Holly Lisle: Sympathy for the Devil
Holly Lisle: Sympathy for the Devil
(Baen Books 1996, $ 5.99, 242 Seiten)
Hier geht es nicht um einen Song der Rolling Stones, sondern um den
richtigen, realen Teufel und seine Horden. Weiterhin tritt Gott auf. Ein
solches Buch kann eigentlich nur ein Fantasy-Roman der lustigeren Art sein,
denn das eine ernste Buch mit diesen Protagonisten wurde ja schon vor langer
Zeit geschrieben.
In der Fantasy gibt es eine Reihe von Büchern dieser Art, wo die
Existenz von Gott und Satan, Himmel und Hölle als gegeben und bewiesen
angesehen wird. Die übernatürlichen Gestalten greifen dann mehr
oder weniger drastisch ins Leben der Menschen ein. Sehr interessant ist,
daß in allen mir bekannten Fällen das literarische Interesse
eher den satanischen Machenschaften als den Taten seines Gegenspielers
gilt. Offenbar ist der finstere Teil des Überirdischen weitaus interessanter.
Meist versuchen die Autoren mit dieser Art religiöser (?) Phantastik
auch entsprechende moralische Akzente zu setzen. Wenn sie gut genug sind,
fällt das nicht weiter auf und stört nicht.
Holly Lisle ist eine Autorin aus dem Kreis um Anne McCaffrey und Mercedes
Lackey, dieser Roman bei weitem nicht ihr erster.
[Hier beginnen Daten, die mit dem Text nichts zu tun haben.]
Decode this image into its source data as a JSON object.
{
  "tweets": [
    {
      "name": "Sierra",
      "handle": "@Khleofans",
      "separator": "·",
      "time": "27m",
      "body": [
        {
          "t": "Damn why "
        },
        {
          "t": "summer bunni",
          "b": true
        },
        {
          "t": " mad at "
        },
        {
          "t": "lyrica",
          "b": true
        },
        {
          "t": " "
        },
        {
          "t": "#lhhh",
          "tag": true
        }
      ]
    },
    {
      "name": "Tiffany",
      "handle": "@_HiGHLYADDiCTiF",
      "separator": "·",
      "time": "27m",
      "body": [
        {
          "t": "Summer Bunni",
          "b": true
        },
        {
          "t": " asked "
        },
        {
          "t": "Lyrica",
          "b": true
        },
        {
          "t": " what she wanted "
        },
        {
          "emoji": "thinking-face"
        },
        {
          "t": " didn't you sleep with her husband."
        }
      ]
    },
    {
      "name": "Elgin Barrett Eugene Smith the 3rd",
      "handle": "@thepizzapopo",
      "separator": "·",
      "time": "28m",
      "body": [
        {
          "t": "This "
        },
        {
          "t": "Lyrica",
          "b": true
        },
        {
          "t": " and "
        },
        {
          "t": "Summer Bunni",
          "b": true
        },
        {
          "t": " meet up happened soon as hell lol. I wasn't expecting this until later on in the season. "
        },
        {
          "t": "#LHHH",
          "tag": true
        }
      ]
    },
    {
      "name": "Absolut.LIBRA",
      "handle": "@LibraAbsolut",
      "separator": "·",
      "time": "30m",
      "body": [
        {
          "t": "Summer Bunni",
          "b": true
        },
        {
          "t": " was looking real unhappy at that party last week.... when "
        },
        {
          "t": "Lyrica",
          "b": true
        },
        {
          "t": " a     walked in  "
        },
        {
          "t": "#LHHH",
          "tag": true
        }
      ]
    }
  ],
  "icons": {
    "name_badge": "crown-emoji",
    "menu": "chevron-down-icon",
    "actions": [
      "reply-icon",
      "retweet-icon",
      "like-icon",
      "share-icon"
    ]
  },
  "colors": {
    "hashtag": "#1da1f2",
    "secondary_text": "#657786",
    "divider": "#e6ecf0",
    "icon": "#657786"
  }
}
Zusammen mit Lackey schrieb
sie z.B. "When the Bough Breaks", ein Buch, das neben einer spannenden
Geschichte auch ambitionierte moralische Gedanken herüberbrachte.
Ähnlich verhält es sich mit ihrem neuesten Roman.
Dayne Kuttner ist eine Krankenschwester auf einer Intensivstation.
Eines Tages erträgt sie es nicht mehr, mit ansehen und dabei mitwirken
zu müssen, wie Menschen künstlich am Leben erhalten werden, die
eigentlich schon tot sein sollten, für die keine Hoffnung aus dieser
Qual erwächst. Der Grund ist natürlich das liebe Geld, völlig
klar. Außerdem wird die gläubige Dayne von der Vorstellung heimgesucht,
daß ihr verunglückter Ehemann in der Hölle steckt und niemals
in aller Ewigkeit daraus erlöst werden wird. Also wendet sie sich
allen Ernstes in einem Gebet an den Allerhöchsten und fordert eine
zweite Chance für alle, die in der Hölle sind.
Ganz oben klingeln sofort die Alarmglocken, denn der himmlische Computer
meldet ein Gebet der Kategorie 10, was Gott prinzipiell gewährt. Überhaupt
sind die höheren Mächte auf dem neuesten Stand der Technik (na
ja, bei der Hölle nicht ganz so neu), was Kommunikation und Verwaltung
angeht. Der Herr denkt sich etwas aus, um Dayne ihren Wunsch zu erfüllen.
Allerdings ist es nicht ganz das, was sie sich vorgestellt hatte. Mehr
als fünfzigtausend Dämonen, Gremlins, Kobolde und Teufel werden
unter bestimmten Bedingungen auf die Erde geschickt, wo sie ganz offen
auftreten dürfen. Gott verspricht sich davon u.a. ein Erstarken des
Glaubens.
Luzifer hat natürlich eigene Pläne für diese Gelegenheit.
Er gibt seinem in Ungnade gefallenen Stellvertreter Agonostis den Befehl,
nicht nur alles dafür zu tun, viele Seelen zu gewinnen, sondern auch
Dayne Kuttner zu verderben.
Jedoch kommt es anders als das Böse denkt. Der gefallene Engel
verliebt sich in Dayne und so findet sich ein Happy End. Bis es aber soweit
ist, entwickelt sich die Handlung mit viel Humor und Spannung. Besonderen
Reiz gewinnt sie durch die modernen Methoden von Himmel und Hölle,
die auf der Erde unserer Zeit keineswegs hilflos sind. Als Basis für
die Aktionen der "Hellraised", der aus der Hölle emporgekommenen,
wird beispielsweise erst einmal ein Unternehmen gegründet. Nicht nur
Seelen soll Agonostis liefern, sondern auch noch einen Profit machen. Freizeitparks
sollen mit harmlosen Vergnügungen zu den weniger harmlosen locken,
für die man nicht nur ein paar Dollar opfern muß, sondern seine
Seele. Zwar erinnert letzterer Einfall stark an Piers Anthonys Inkarnationen-Zyklus,
aber die Idee ist ja so abwegig nicht.
Viele Kleinigkeiten ergeben ein witziges Kaleidoskop, das dennoch einen
ernsten Hintergrund nicht vermissen läßt. Man sollte sich den
Namen Holly Lisle merken, falls auch einmal Bücher von ihr auf Deutsch
erscheinen. Bisher scheint das nicht der Fall gewesen zu sein.